Follow the steps of the nursing process in sequence:
- Assessment (collect data from medical record, do a physical assessment of the patient, assess ADL's, look up information about your patient's medical diseases/conditions to learn about the signs and symptoms and pathophysiology)
- Determination of the patient's problem(s)/Nursing diagnosis (make a list of the abnormal assessment data, match your abnormal assessment data to likely nursing diagnoses, decide on the nursing diagnoses to use)
- Planning (write measurable goals/outcomes and nursing interventions)
- Implementation (initiate the care plan)
- Evaluation (determine if goals/outcomes have been met)
Step #1 (assessment) - much of the physical assessment has been given to you. I sort of jumped the gun and listed the abnormal data which becomes the symptom list in Step #2:
- very diaphoretic
- mildly lethargic
- complaining of abdominal pain and nausea
- hyperventilates
- acetone breath
- Blood glucose of 450mg/dL
- pH: 6.9 (acidosis)
- pCO2: 20mmHg (low - metabolic acidosis)
- HCO3: 12mEq/L (low - metabolic acidosis)
- Na: 128 mEq/L (low)
- K+: 3.0mEq/L (low)
- pulse 88, rapid but regular
You can't do an ADL assessment on this patient because it is a case study and this is an intensive care patient who is pretty much confined to bed at the moment. However, he does have the following medical conditions:
- DKA (diabetic ketoacidosis)
- history of diabetes type I
- anxiety
- depression
and you really should be looking up the signs and symptoms as well as the tests and treatments that are ordered for these conditions as well as something about their pathophysiology. You are going to find that many of the items on the assessment list are signs and symptoms of DKA.
I'm not sure what your instructor is looking for with
assessment criteria. Maybe all the assessment data, or just the abnormal data. You probably need to clarify that with the instructor. However, I would tend to think that you need to provide
nursing assessment criteria, not medical assessment criteria. Remember, we are nurses, not doctors.
Nursing diagnoses are
ALWAYS based upon the abnormal assessment data (symptoms, or NANDA defining characteristics) that the patient has.
A nursing diagnosis is
NOT the same as a medical diagnosis. Doctors do their thing with diagnosing and we do our thing. Forget about DKA. It's nice to know that information, but it's not that relevant to a nursing diagnosis. That's why I tell you to make a list of the patient's symptoms in the first part of Step #2 of the nursing process. You need that list. Everything else from then on that you do for the care plan is dependent on what is on that list.
You know that
Mosby's Handbook of Nursing Diagnosis, 7th edition, that you have? Well, right under each nursing diagnosis is the NANDA information (from the taxonomy) about each diagnosis: definition, defining characteristics (symptoms) and related factors (etiology or causes--often the underlying pathophysiology causing the problem). The definition is the "real" problem and you should take the time to read these. The 3 and 4 word "nursing diagnoses", as we commonly call them, are actually shortened
labels that represent these definitions. You also must realize that your patient must have one or more of the defining characteristics listed for that diagnosis or you really shouldn't be using it.
The hyperventilation is contributing to the acidosis and probably anxiety as well. The nursing diagnosis to use for this is
Ineffective Breathing Pattern R/T acid-base imbalance and anxiety AEB hyperventilation.
The high blood sugar combined with the vigorous exercise probably put the patient in his DKA. He has
Imbalanced Nutrition: less than body requirements R/T failure to ingest enough food AEB blood glucose of 450mg/dL.

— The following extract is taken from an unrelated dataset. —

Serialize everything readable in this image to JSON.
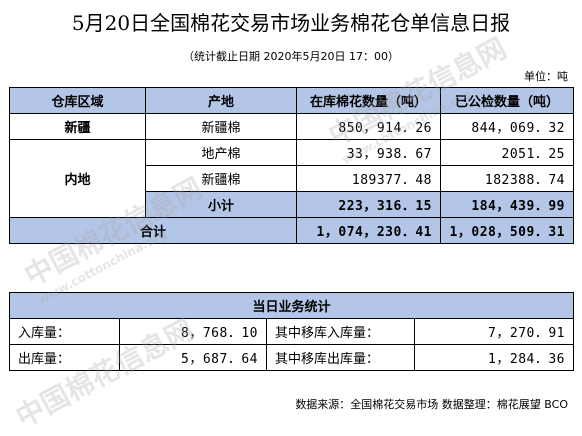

This patient is in metabolic acidosis and has a lot of the symptoms (medical disease symptoms) of it. He is complaining of nausea and excessive diaphoresis. His pH and CO2 are low. There's no mention of other loss of fluids, but I'm thinking that it has to be there. Without the symptoms of
Deficient Fluid Volume, however, I think the best you can go for is
Risk for Deficient Fluid Volume R/T hypermetabolic state
I wouldn't address anything else as those symptoms will go away as the blood sugar and electrolyte are brought under control. You can't care plan everything little thing going on.
The next thing you have to do is develop goals and nursing interventions for the hyperventilation, the elevated blood sugar and the potential fluid loss (I'm thinking through possible polyuria, diaphoresis and vomiting) in the three nursing diagnoses.
And that should give you some direction to go with this. Remember, we are nurses, not doctors. You have to keep the medical information separated from the nursing information in your mind.